Question

How do you find the unit vector perpendicular to the plane: $6x-2y+3z+8=0$?

Answer 1

Hint: We first use the formula of finding the vector normal to a given plane. We put the values for $6x-2y+3z+8=0$ in the equation to find the normal. We convert it into a vector form and then find the unit form by dividing it with the modulus value.

Complete answer:
The general formula for the plane equation of $ax+by+cz=d$, the vector normal to the plane is given by \[\left( a,b,c \right)\].
Converting $6x-2y+3z+8=0$ to its general form we get $6x-2y+3z=-8$.
The value of the coefficients will be $a=6,b=-2,c=3,d=-8$.
Therefore, the vector normal to the plane $6x-2y+3z+8=0$ is $\left( 6,-2,3 \right)$.
The vector form with coordinates will be $6\widehat{i}-2\widehat{j}+3\widehat{k}$.
Now we find the modulus value of the vector.
For $\overrightarrow{A}=a\widehat{i}+b\widehat{j}+c\widehat{k}$, the modulus value will be $\left| \overrightarrow{A} \right|=\sqrt{{{a}^{2}}+{{b}^{2}}+{{c}^{2}}}$.
So, for $6\widehat{i}-2\widehat{j}+3\widehat{k}$, the modulus value will be $\left| \overrightarrow{A} \right|=\sqrt{{{6}^{2}}+{{\left( -2 \right)}^{2}}+{{3}^{2}}}=\sqrt{49}=7$.
Now the unit vector along $6\widehat{i}-2\widehat{j}+3\widehat{k}$ will be $\dfrac{\overrightarrow{A}}{\left| \overrightarrow{A} \right|}=\dfrac{6\widehat{i}-2\widehat{j}+3\widehat{k}}{7}=\dfrac{6}{7}\widehat{i}-\dfrac{2}{7}\widehat{j}+\dfrac{3}{7}\widehat{k}$.
Therefore, unit vector perpendicular to plane $6x-2y+3z+8=0$ will be $\dfrac{6}{7}\widehat{i}-\dfrac{2}{7}\widehat{j}+\dfrac{3}{7}\widehat{k}$.

Note:
The normal vector, often simply called the "normal," to a surface is always perpendicular at a fixed point.
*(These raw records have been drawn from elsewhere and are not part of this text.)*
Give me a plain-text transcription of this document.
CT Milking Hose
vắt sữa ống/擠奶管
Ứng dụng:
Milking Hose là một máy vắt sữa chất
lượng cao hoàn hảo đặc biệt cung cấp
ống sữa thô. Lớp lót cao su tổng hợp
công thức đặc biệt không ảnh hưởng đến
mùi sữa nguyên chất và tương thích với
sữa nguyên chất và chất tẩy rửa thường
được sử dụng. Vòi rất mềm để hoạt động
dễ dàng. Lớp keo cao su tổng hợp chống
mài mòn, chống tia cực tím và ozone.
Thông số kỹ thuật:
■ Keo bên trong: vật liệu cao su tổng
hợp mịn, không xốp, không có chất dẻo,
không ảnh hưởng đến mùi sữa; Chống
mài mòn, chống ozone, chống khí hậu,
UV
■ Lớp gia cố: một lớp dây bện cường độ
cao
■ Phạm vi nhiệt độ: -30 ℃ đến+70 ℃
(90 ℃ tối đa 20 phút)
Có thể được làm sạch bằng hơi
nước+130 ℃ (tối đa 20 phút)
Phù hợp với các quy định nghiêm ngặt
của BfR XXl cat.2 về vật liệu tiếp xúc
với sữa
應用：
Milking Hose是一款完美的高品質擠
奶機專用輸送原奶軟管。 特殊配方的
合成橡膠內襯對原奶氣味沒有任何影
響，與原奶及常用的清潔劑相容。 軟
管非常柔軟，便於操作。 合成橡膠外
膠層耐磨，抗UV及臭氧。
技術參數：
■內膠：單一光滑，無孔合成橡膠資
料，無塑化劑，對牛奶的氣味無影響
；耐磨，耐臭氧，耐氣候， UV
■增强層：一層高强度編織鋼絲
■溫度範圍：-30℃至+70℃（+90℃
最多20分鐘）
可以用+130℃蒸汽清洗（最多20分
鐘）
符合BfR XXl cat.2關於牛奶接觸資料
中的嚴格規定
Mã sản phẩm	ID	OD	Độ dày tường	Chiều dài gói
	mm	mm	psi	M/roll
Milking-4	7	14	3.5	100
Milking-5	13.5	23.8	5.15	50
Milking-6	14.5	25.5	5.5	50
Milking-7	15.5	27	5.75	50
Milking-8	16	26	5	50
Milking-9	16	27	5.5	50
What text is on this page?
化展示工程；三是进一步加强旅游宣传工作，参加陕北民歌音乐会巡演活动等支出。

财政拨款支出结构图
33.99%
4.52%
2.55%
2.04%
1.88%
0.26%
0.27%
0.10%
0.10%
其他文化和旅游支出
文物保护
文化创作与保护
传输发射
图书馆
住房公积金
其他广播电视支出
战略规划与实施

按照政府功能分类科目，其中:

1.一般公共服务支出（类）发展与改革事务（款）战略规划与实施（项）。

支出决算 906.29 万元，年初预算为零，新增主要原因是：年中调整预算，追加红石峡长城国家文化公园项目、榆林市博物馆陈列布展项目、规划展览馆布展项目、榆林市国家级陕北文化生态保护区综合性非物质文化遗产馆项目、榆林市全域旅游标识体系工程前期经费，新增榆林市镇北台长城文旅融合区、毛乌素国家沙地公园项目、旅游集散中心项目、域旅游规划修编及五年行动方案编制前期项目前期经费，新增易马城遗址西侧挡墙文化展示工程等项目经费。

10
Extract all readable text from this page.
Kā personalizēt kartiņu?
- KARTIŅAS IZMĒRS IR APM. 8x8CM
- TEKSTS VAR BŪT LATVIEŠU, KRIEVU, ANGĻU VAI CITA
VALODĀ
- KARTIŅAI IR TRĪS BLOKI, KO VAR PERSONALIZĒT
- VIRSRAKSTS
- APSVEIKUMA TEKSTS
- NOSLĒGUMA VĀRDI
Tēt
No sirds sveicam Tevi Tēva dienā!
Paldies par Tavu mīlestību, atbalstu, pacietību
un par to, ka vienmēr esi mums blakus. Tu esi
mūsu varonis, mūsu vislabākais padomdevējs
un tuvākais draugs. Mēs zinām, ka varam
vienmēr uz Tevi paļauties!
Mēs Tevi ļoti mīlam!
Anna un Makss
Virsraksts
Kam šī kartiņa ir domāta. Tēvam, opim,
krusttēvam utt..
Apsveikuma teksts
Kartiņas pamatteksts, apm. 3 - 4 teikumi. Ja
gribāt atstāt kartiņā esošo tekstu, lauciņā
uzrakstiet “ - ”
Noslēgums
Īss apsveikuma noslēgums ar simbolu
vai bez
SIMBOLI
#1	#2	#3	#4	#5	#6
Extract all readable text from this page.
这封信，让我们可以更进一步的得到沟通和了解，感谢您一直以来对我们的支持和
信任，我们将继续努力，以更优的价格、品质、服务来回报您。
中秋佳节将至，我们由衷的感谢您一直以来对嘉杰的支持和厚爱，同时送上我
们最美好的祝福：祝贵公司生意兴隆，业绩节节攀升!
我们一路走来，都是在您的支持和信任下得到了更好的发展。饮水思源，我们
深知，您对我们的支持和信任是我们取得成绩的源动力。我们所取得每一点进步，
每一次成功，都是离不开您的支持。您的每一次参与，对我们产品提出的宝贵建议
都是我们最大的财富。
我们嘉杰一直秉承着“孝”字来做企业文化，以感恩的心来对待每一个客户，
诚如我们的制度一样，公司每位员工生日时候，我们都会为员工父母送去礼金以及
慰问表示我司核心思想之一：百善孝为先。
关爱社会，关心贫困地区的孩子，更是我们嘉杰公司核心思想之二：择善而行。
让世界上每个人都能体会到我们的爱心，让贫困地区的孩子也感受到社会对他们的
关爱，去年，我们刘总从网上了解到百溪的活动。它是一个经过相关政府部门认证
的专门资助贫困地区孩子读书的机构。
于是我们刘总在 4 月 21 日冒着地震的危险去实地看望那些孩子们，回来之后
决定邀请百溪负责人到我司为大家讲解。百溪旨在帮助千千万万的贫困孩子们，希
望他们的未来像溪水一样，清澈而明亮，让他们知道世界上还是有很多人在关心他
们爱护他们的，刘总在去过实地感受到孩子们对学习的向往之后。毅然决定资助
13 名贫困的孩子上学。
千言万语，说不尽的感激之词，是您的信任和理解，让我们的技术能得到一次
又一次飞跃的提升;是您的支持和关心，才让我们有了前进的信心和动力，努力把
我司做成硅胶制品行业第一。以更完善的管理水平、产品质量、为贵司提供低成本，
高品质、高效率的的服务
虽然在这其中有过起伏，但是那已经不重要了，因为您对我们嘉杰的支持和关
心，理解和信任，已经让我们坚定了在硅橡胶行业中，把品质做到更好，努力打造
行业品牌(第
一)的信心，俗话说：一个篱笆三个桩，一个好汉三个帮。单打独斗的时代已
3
Therefore, instead of taking \[\left( a,b,c \right)\] for $ax+by+cz=d$ we can define the normal as partial derivatives and taking the determinant form of $N=\left| \begin{matrix}
   {{f}_{x}}\left( {{x}_{0}},{{y}_{0}} \right) \\
   {{f}_{y}}\left( {{x}_{0}},{{y}_{0}} \right) \\
   1 \\
\end{matrix} \right|$ where the ${{f}_{x}}\left( {{x}_{0}},{{y}_{0}} \right)$ and ${{f}_{y}}\left( {{x}_{0}},{{y}_{0}} \right)$ are the partial derivatives for main function $f\left( x,y \right)$ at point $\left( {{x}_{0}},{{y}_{0}} \right)$.